13 Mar 2019 - 5:33 PM  UPDATED 13 Mar 2019 - 5:33 PM

Experts told a court that a pregnant Indigenous woman who died from a serious but treatable infection should have been seen by a doctor before she was discharged from a NSW rural hospital.

Naomi Williams, a 27-year-old Wiradjuri woman, and her unborn baby boy died at the Tumut District Hospital on January 1, 2016.

Ms Williams arrived at the emergency department around midnight complaining about abdominal pain, was given paracetamol and discharged after 34 minutes.

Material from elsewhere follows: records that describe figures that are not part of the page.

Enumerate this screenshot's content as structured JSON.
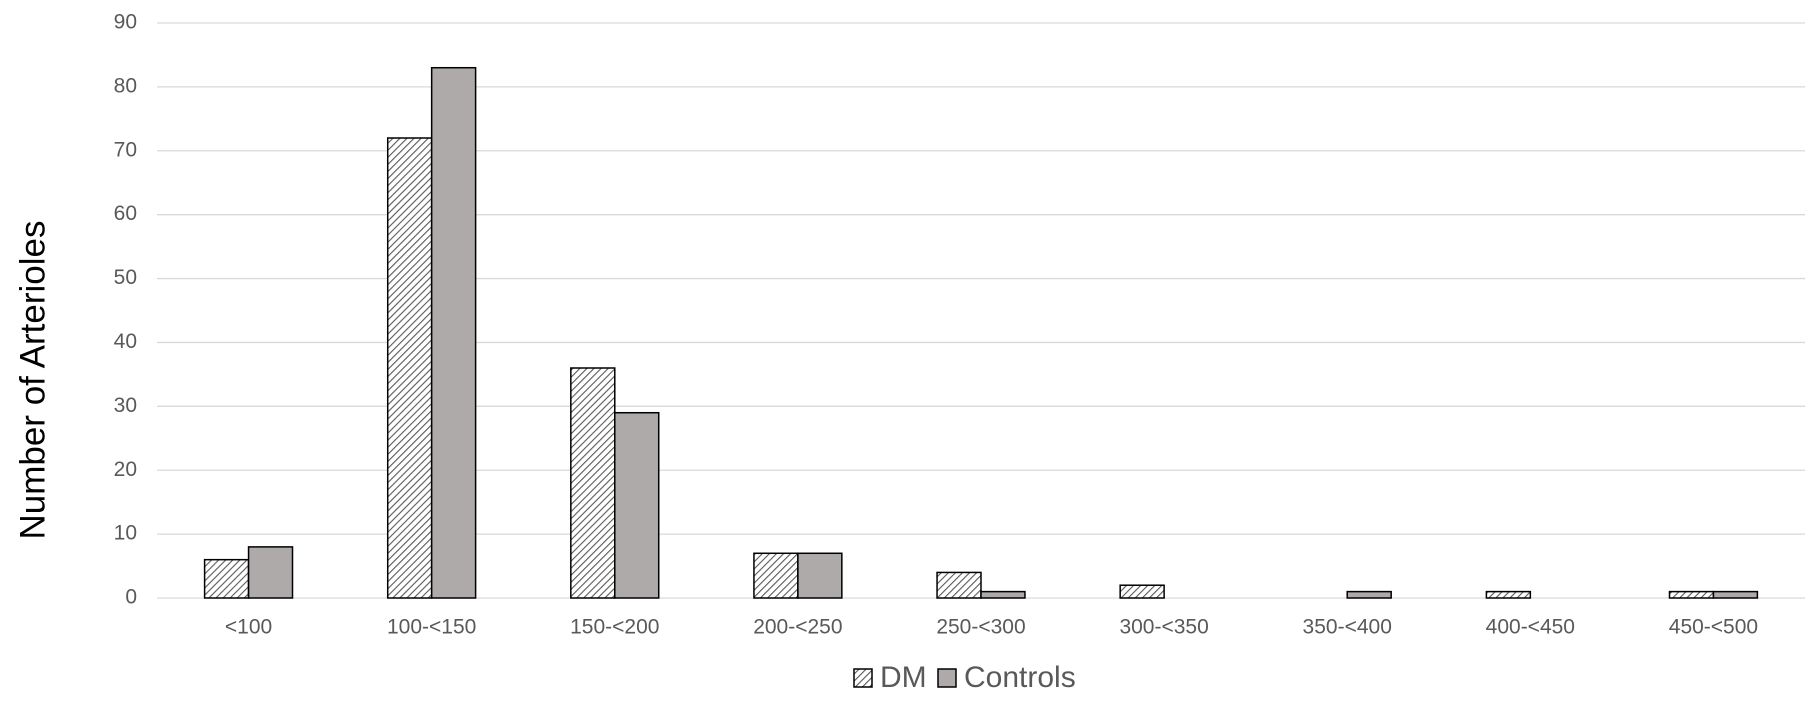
{
  "chart_data": {
    "type": "bar",
    "y_label": "Number of Arterioles",
    "categories": [
      "<100",
      "100-<150",
      "150-<200",
      "200-<250",
      "250-<300",
      "300-<350",
      "350-<400",
      "400-<450",
      "450-<500"
    ],
    "series": [
      {
        "name": "DM",
        "color": "#595959",
        "pattern": "diagonal-hatch",
        "values": [
          6,
          72,
          36,
          7,
          4,
          2,
          0,
          1,
          1
        ]
      },
      {
        "name": "Controls",
        "color": "#aeaaaa",
        "values": [
          8,
          83,
          29,
          7,
          1,
          0,
          1,
          0,
          1
        ]
      }
    ],
    "ylim": [
      0,
      90
    ],
    "yticks": [
      0,
      10,
      20,
      30,
      40,
      50,
      60,
      70,
      80,
      90
    ],
    "grid": true,
    "legend": "bottom"
  }
}
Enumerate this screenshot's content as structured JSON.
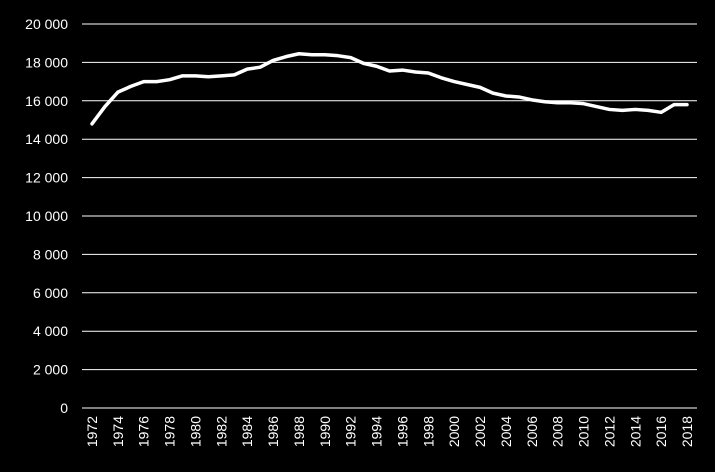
{
  "chart_data": {
    "type": "line",
    "title": "",
    "xlabel": "",
    "ylabel": "",
    "ylim": [
      0,
      20000
    ],
    "y_ticks": [
      "0",
      "2 000",
      "4 000",
      "6 000",
      "8 000",
      "10 000",
      "12 000",
      "14 000",
      "16 000",
      "18 000",
      "20 000"
    ],
    "x_ticks": [
      "1972",
      "1974",
      "1976",
      "1978",
      "1980",
      "1982",
      "1984",
      "1986",
      "1988",
      "1990",
      "1992",
      "1994",
      "1996",
      "1998",
      "2000",
      "2002",
      "2004",
      "2006",
      "2008",
      "2010",
      "2012",
      "2014",
      "2016",
      "2018"
    ],
    "grid": true,
    "legend": "none",
    "colors": {
      "background": "#000000",
      "line": "#ffffff",
      "grid": "#ffffff",
      "text": "#ffffff"
    },
    "series": [
      {
        "x": [
          1972,
          1973,
          1974,
          1975,
          1976,
          1977,
          1978,
          1979,
          1980,
          1981,
          1982,
          1983,
          1984,
          1985,
          1986,
          1987,
          1988,
          1989,
          1990,
          1991,
          1992,
          1993,
          1994,
          1995,
          1996,
          1997,
          1998,
          1999,
          2000,
          2001,
          2002,
          2003,
          2004,
          2005,
          2006,
          2007,
          2008,
          2009,
          2010,
          2011,
          2012,
          2013,
          2014,
          2015,
          2016,
          2017,
          2018
        ],
        "values": [
          14800,
          15700,
          16450,
          16750,
          17000,
          17000,
          17100,
          17300,
          17300,
          17250,
          17300,
          17350,
          17650,
          17750,
          18100,
          18300,
          18450,
          18400,
          18400,
          18350,
          18250,
          17950,
          17800,
          17550,
          17600,
          17500,
          17450,
          17200,
          17000,
          16850,
          16700,
          16400,
          16250,
          16200,
          16050,
          15950,
          15900,
          15900,
          15850,
          15700,
          15550,
          15500,
          15550,
          15500,
          15400,
          15800,
          15800
        ]
      }
    ]
  }
}
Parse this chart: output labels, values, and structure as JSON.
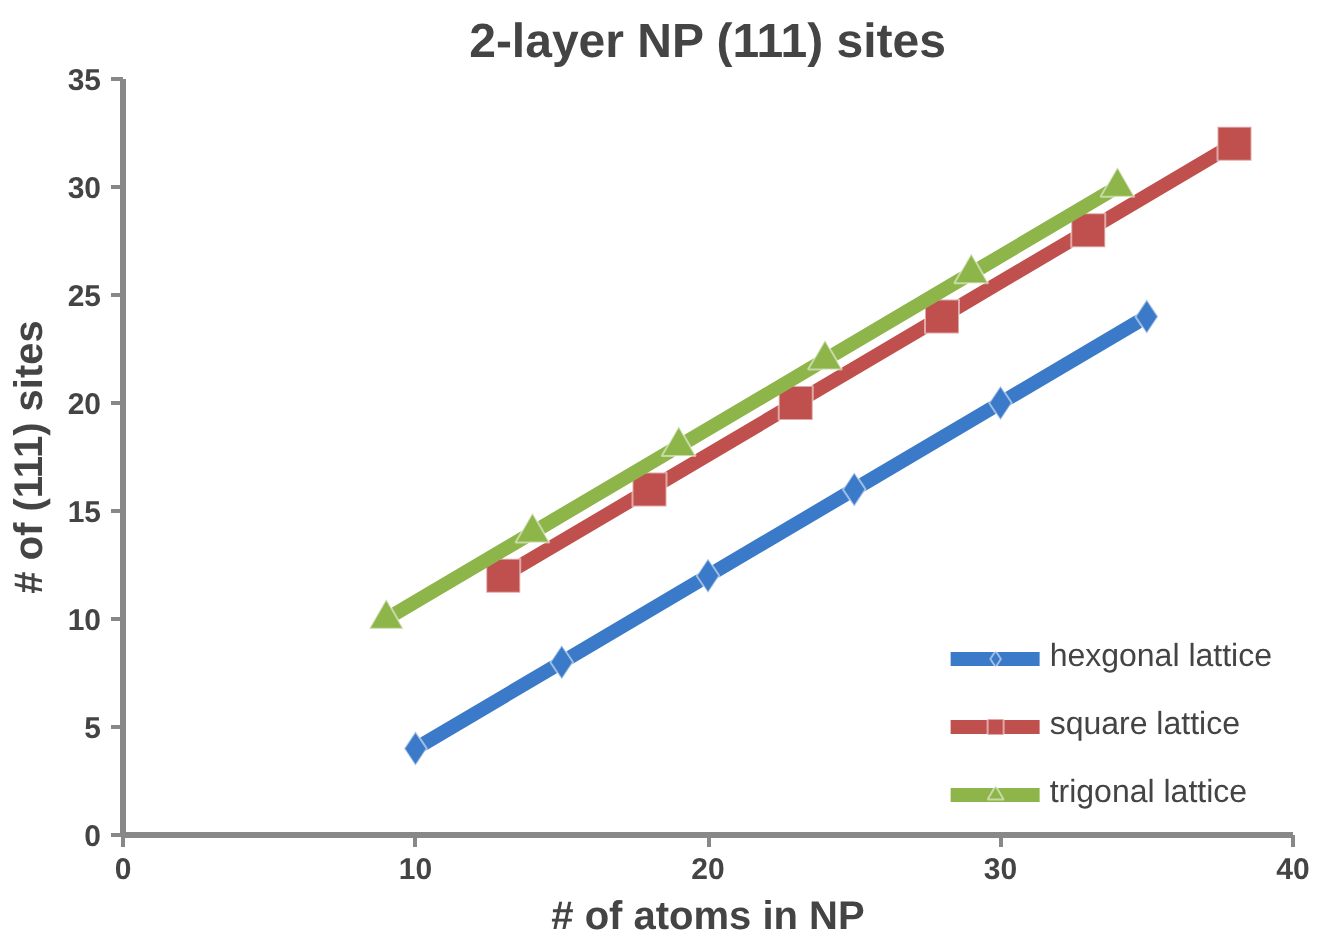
{
  "chart_data": {
    "type": "line",
    "title": "2-layer NP (111) sites",
    "xlabel": "# of atoms in NP",
    "ylabel": "# of (111) sites",
    "xlim": [
      0,
      40
    ],
    "xticks": [
      0,
      10,
      20,
      30,
      40
    ],
    "ylim": [
      0,
      35
    ],
    "yticks": [
      0,
      5,
      10,
      15,
      20,
      25,
      30,
      35
    ],
    "grid": false,
    "legend": "bottom right",
    "series": [
      {
        "name": "hexgonal lattice",
        "color": "#3a7ac8",
        "marker": "diamond",
        "x": [
          10,
          15,
          20,
          25,
          30,
          35
        ],
        "values": [
          4,
          8,
          12,
          16,
          20,
          24
        ]
      },
      {
        "name": "square lattice",
        "color": "#c0504d",
        "marker": "square",
        "x": [
          13,
          18,
          23,
          28,
          33,
          38
        ],
        "values": [
          12,
          16,
          20,
          24,
          28,
          32
        ]
      },
      {
        "name": "trigonal lattice",
        "color": "#8db54a",
        "marker": "triangle",
        "x": [
          9,
          14,
          19,
          24,
          29,
          34
        ],
        "values": [
          10,
          14,
          18,
          22,
          26,
          30
        ]
      }
    ]
  }
}
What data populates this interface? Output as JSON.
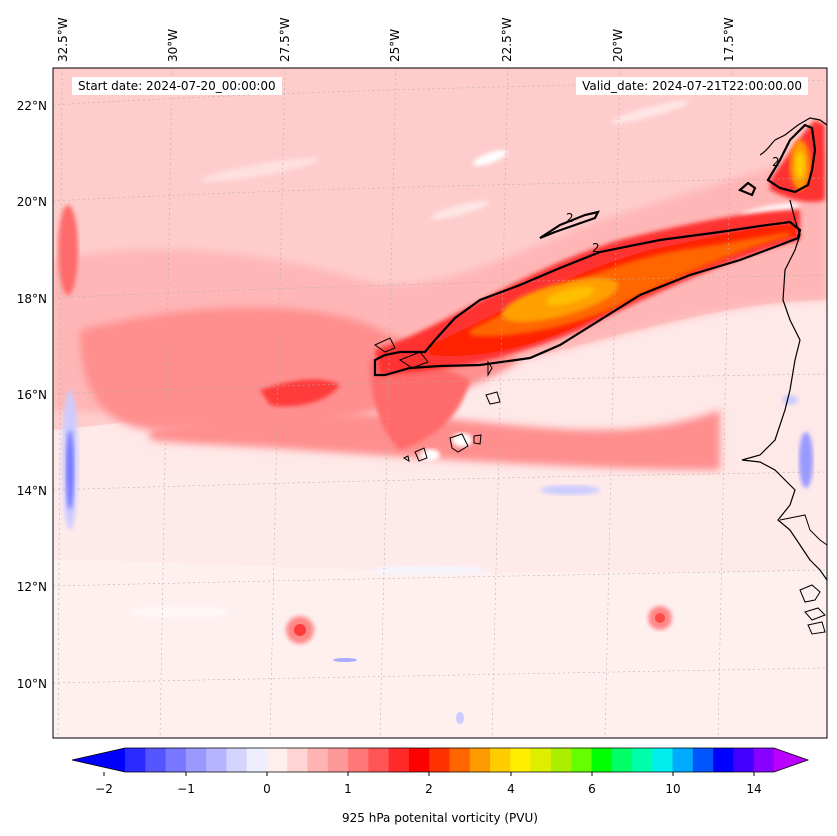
{
  "map": {
    "start_date": "Start date: 2024-07-20_00:00:00",
    "valid_date": "Valid_date: 2024-07-21T22:00:00.00",
    "lon_labels": [
      "32.5°W",
      "30°W",
      "27.5°W",
      "25°W",
      "22.5°W",
      "20°W",
      "17.5°W"
    ],
    "lat_labels": [
      "22°N",
      "20°N",
      "18°N",
      "16°N",
      "14°N",
      "12°N",
      "10°N"
    ],
    "contour_label": "2"
  },
  "colorbar": {
    "label": "925 hPa potenital vorticity (PVU)",
    "tick_labels": [
      "−2",
      "−1",
      "0",
      "1",
      "2",
      "4",
      "6",
      "10",
      "14"
    ],
    "colors": [
      "#0000ff",
      "#2a2aff",
      "#5555ff",
      "#7777ff",
      "#9999ff",
      "#b4b4ff",
      "#d4d4ff",
      "#eeeeff",
      "#ffeeee",
      "#ffd4d4",
      "#ffb4b4",
      "#ff9999",
      "#ff7777",
      "#ff5555",
      "#ff2a2a",
      "#ff0000",
      "#ff3300",
      "#ff6600",
      "#ff9900",
      "#ffcc00",
      "#ffee00",
      "#ddee00",
      "#aaee00",
      "#66ff00",
      "#00ff00",
      "#00ff66",
      "#00ffaa",
      "#00eeee",
      "#00aaff",
      "#0055ff",
      "#0000ff",
      "#4400ff",
      "#8800ff",
      "#bb00ff"
    ]
  }
}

Fifteen hours later Ms Williams was dead. An autopsy showed the cause of death was a bacterial infection (meningococcal) and blood poisoning (sepsis).

An inquest, which began in Gundagai last year, resumed in Sydney on Wednesday before deputy state coroner, Harriet Grahame.

Hospital discharge 'inappropriate'

When she presented, Ms Williams' vital signs – temperature, pulse, respiration rate and blood pressure – were recorded as being just outside what the hospital calls the "yellow zone," an early warning sign of deterioration.

Her blood pressure improved 15 minutes later and she was sent home.

Two registered nurses and educators - Eunice Gribbin and Jasmine Douglas - were called as expert witnesses and asked about the best clinical practice under the circumstances.

"The observations taken were not very reassuring in my mind," Ms Gribbin told the court.

"Often clinicians can jump to conclusions."

Ms Williams had presented to Tumut hospital 18 times in seven months but nurses did not check her medical history - including that a doctor had identified her pregnancy as being ‘high risk’.

"Her history was not sought and she had been a patient of that hospital many times," Ms Gribbin said.

Ms Douglas also told the court that she felt that further assessments were necessary at that time.

"This is a young woman who felt unwell enough to take herself alone to an emergency department after midnight on New Year’s Eve," she said.

"I think it was inappropriate to discharge or let her go at that point in time because they still had not established the cause of the pain."

'We want answers'

National Justice Project solicitor, George Newhouse, said discrimination was a "silent killer" in the healthcare system.

"Naomi presented at least 18 times to Tumut Hospital in the months before she passed away,” he told reporters.

"She was sick and required assistance but felt that no one was listening to her. She was often referred to drug and alcohol [services] when she had no drug and alcohol problems."

Grieving family still searching for answers after young woman’s death
To lose a child is arguably the most painful experience one could ever face in life, and something no parent should have to endure.

One of Ms Williams' cousins, Graham Kilby, said the family was “heartbroken” and needed justice.

"My aunty not only lost her only daughter, but her only grandchild," he said. "How much more do you need to scream? How much more do black voices need to be silenced?"

"Our family needs closure. We're struggling."

Another cousin, Indigenous writer Anita Heiss, said she wanted to make sure no other family was “left heartbroken by negligence” and for the hospital to take responsibility for the death.

"We want to know if race has played a part in this," she said. "We want answers and I think, most of all, we want to make sure this never happens again."